Malaysian pulp and paper company

Asia Honour Paper Industries (M) Sdn. Bhd., formerly known as Malaysian Newsprint Industries Sdn. Bhd. (abbreviated MNI), is a pulp and paper company based in Malaysia. It operates a single pulp mill and paper mill in Mentakab, Pahang, which produces an annual 280,000 tonnes of newsprint sourced entirely from deinked pulp from recycled paper. In 2017, MNI was the largest supplier for Media Chinese International Ltd, which owns local mandarin newspapers such as Sin Chew Daily and Nanyang Siang Pau.

== History ==
The company was established in 1996, in an attempt to allow Malaysian and Singaporean newspaper to source their newsprint without having to import. The company was established as a joint venture between the New Zealand newsprint manufacturer Fletcher Challenge Paper, the Malaysian family conglomerate the Hong Leong Group, each with 33.65 percent of the shares, with the remainder split between the New Straits Times Press and Rimbunan Hijau. The mill opened in April 1999, having cost 500 million United States dollars. Fletcher Challenge Paper was bought by Norske Skog in 2000, who took over the ownership stake in MNI.

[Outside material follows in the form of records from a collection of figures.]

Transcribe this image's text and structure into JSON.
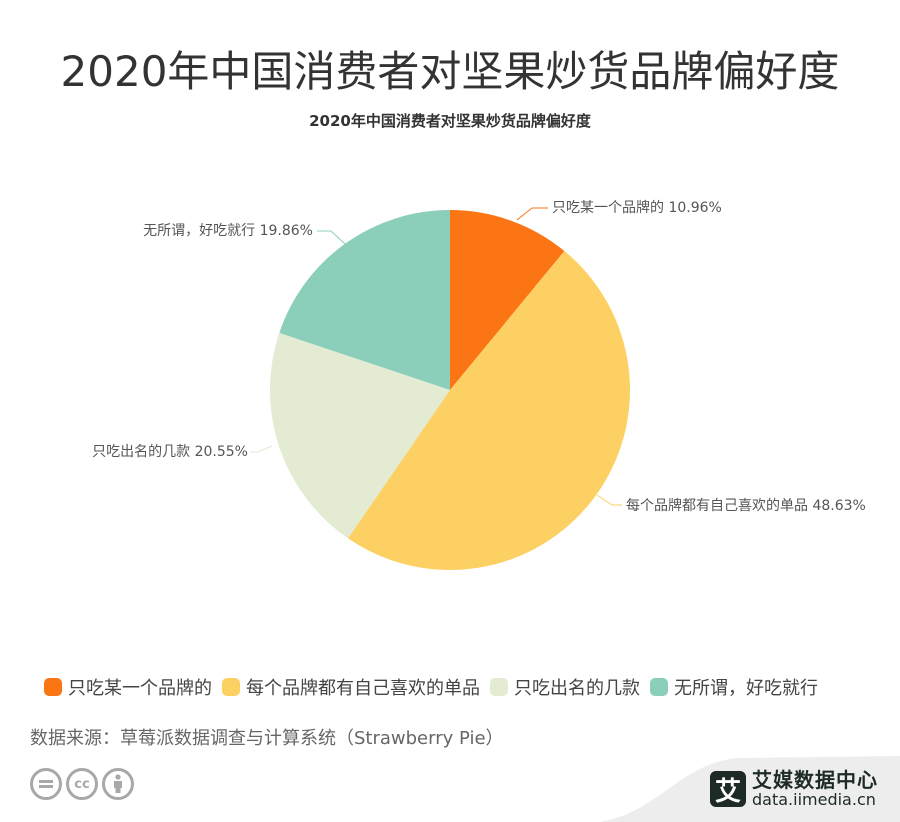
{
  "header": {
    "title": "2020年中国消费者对坚果炒货品牌偏好度",
    "subtitle": "2020年中国消费者对坚果炒货品牌偏好度"
  },
  "chart_data": {
    "type": "pie",
    "title": "2020年中国消费者对坚果炒货品牌偏好度",
    "categories": [
      "只吃某一个品牌的",
      "每个品牌都有自己喜欢的单品",
      "只吃出名的几款",
      "无所谓，好吃就行"
    ],
    "values": [
      10.96,
      48.63,
      20.55,
      19.86
    ],
    "unit": "%",
    "colors": [
      "#fb7514",
      "#fdd063",
      "#e3ebd3",
      "#8bcfbb"
    ],
    "data_labels": [
      "只吃某一个品牌的 10.96%",
      "每个品牌都有自己喜欢的单品 48.63%",
      "只吃出名的几款 20.55%",
      "无所谓，好吃就行 19.86%"
    ],
    "legend_position": "bottom-left"
  },
  "legend": {
    "items": [
      {
        "label": "只吃某一个品牌的",
        "color": "#fb7514"
      },
      {
        "label": "每个品牌都有自己喜欢的单品",
        "color": "#fdd063"
      },
      {
        "label": "只吃出名的几款",
        "color": "#e3ebd3"
      },
      {
        "label": "无所谓，好吃就行",
        "color": "#8bcfbb"
      }
    ]
  },
  "footer": {
    "source": "数据来源：草莓派数据调查与计算系统（Strawberry Pie）",
    "cc_icons": [
      "equals-icon",
      "cc-icon",
      "person-icon"
    ],
    "brand_logo_char": "艾",
    "brand_name": "艾媒数据中心",
    "brand_url": "data.iimedia.cn"
  }
}
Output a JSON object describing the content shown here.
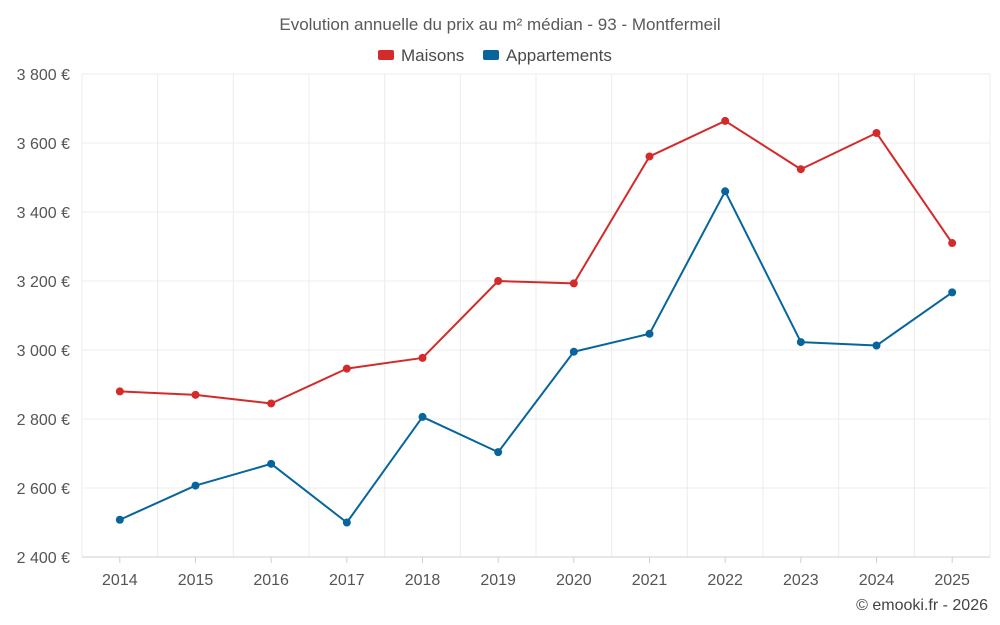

MNI's logo prior to the rebranding

=== Losses and subsequent sold off ===
On 2 May 2018, citing the declining newsprint demand, MNI's then owner Hong Leong Industry Berhad and the New Straits Times sold off their respective shares for RM22.3 million and RM14.15 million respectively to Asia Honour (Hong Kong) Limited. By then, the company had been making losses for three consecutive years. Subsequently, on 17 February 2020, Malaysian Newsprint Industries Sdn Bhd officially renamed and rebranded to Asia Honour Paper Industries (M) Sdn. Bhd. to reflect its new owner.